From 1858 to 1863, he studied at the Imperial Academy of Fine Arts. From 1861, he was also a teacher at a local gymnasium. After graduating, he settled in Poltava.

In 1867, he was awarded the title of "Artist" (Third degree). From 1875 until his death, he taught drawing at the Petrovsky Poltava Cadet Corps school. He also occasionally taught at the local Institute for Noble Maidens.

During this time, he also operated his own art school and exhibited with the Peredvizhniki, although he never became a member. He apparently served as a State Councillor.
In 1907, he died of cardiac asthma.

Among his best-known portraits are those of Tsars Alexander II and Alexander III, Grand Duke Konstantin Konstantinovich and his fellow painters, Nikolai Yaroshenko and Leonid Pozen. However, he is largely remembered today on the basis of one work.

In 1901 his painting, "Peter the Great Visiting Pavlo Polubotok at Peter and Paul Fortress in 1724" was presented by the Peredvizhniki in Moscow. Peter died 41 days after visiting Polubotok, who ominously forecast that "Soon, very soon, the judgment of God will judge Peter and Paul!".

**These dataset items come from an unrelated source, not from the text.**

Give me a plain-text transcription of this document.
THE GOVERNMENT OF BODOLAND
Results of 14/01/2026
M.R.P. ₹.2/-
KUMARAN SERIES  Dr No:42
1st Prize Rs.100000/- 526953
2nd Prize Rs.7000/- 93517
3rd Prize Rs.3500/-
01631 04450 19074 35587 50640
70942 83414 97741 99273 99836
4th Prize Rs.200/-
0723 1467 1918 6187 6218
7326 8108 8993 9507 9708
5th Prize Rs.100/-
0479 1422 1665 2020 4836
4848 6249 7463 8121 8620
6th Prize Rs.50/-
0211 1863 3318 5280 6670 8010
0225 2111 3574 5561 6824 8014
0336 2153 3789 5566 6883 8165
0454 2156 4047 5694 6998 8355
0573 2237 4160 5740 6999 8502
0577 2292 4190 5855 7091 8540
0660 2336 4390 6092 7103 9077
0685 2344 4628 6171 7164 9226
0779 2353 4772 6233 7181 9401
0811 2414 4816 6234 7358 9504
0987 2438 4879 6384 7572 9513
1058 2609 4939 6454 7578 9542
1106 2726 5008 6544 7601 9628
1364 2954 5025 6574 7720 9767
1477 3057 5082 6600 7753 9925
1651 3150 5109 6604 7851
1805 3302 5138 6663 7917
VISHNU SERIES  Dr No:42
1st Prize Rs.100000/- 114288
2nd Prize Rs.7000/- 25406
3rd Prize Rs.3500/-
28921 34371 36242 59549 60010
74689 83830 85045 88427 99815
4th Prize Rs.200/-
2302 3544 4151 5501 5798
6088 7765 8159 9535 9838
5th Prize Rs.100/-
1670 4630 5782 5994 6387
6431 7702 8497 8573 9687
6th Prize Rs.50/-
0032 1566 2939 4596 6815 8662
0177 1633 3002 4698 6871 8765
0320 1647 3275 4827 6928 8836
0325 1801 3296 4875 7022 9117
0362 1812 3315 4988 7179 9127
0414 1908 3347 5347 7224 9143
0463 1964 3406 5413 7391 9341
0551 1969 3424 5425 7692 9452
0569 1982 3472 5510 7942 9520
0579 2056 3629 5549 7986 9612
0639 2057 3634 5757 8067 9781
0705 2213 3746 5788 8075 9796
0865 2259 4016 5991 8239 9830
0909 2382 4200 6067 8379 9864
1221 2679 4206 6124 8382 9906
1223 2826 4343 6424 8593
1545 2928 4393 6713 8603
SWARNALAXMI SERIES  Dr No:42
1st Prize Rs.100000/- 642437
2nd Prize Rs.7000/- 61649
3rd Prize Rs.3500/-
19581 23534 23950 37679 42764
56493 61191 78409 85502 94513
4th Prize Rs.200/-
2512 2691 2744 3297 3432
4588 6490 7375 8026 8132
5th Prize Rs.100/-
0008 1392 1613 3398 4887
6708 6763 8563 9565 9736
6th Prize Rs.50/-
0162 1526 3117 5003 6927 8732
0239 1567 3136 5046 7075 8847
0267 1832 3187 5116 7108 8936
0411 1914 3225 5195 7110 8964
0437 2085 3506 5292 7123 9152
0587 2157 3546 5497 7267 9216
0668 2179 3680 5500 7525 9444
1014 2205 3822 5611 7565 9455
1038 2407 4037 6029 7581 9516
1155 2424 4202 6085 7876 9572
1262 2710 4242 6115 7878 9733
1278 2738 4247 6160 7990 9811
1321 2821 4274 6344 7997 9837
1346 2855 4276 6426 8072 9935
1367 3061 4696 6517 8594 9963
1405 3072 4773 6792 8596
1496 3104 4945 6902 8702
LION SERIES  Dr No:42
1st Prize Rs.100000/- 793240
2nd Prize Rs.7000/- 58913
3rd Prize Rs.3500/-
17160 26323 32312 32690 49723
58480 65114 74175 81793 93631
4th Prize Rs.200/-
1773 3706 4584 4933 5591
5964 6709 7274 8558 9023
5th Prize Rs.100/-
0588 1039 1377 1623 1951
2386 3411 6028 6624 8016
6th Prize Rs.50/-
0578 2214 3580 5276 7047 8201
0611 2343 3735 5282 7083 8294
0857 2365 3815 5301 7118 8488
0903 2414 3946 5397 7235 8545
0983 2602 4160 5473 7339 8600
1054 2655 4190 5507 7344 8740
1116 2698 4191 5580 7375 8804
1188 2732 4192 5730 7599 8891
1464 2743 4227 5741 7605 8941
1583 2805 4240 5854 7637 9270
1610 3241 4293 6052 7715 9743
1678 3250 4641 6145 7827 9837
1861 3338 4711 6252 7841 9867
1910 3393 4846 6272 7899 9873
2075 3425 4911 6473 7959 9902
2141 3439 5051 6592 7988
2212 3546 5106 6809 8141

Public response to the painting was immediate and positive. It was praised in Niva and several other periodicals, including Iskri (Sparks), a satirical magazine. The exhibition catalog sold out and the painting was reproduced as postcards; black and white, color prints and hand-painted versions (which are valuable collector's items).

The current whereabouts of the original are unknown. It is said that Volkov sold it to a visiting Englishman not long after it was exhibited, but there is no record of it being taxed or having left the country; something that was usually documented very meticulously. Most of the reproductions were apparently made from a copy.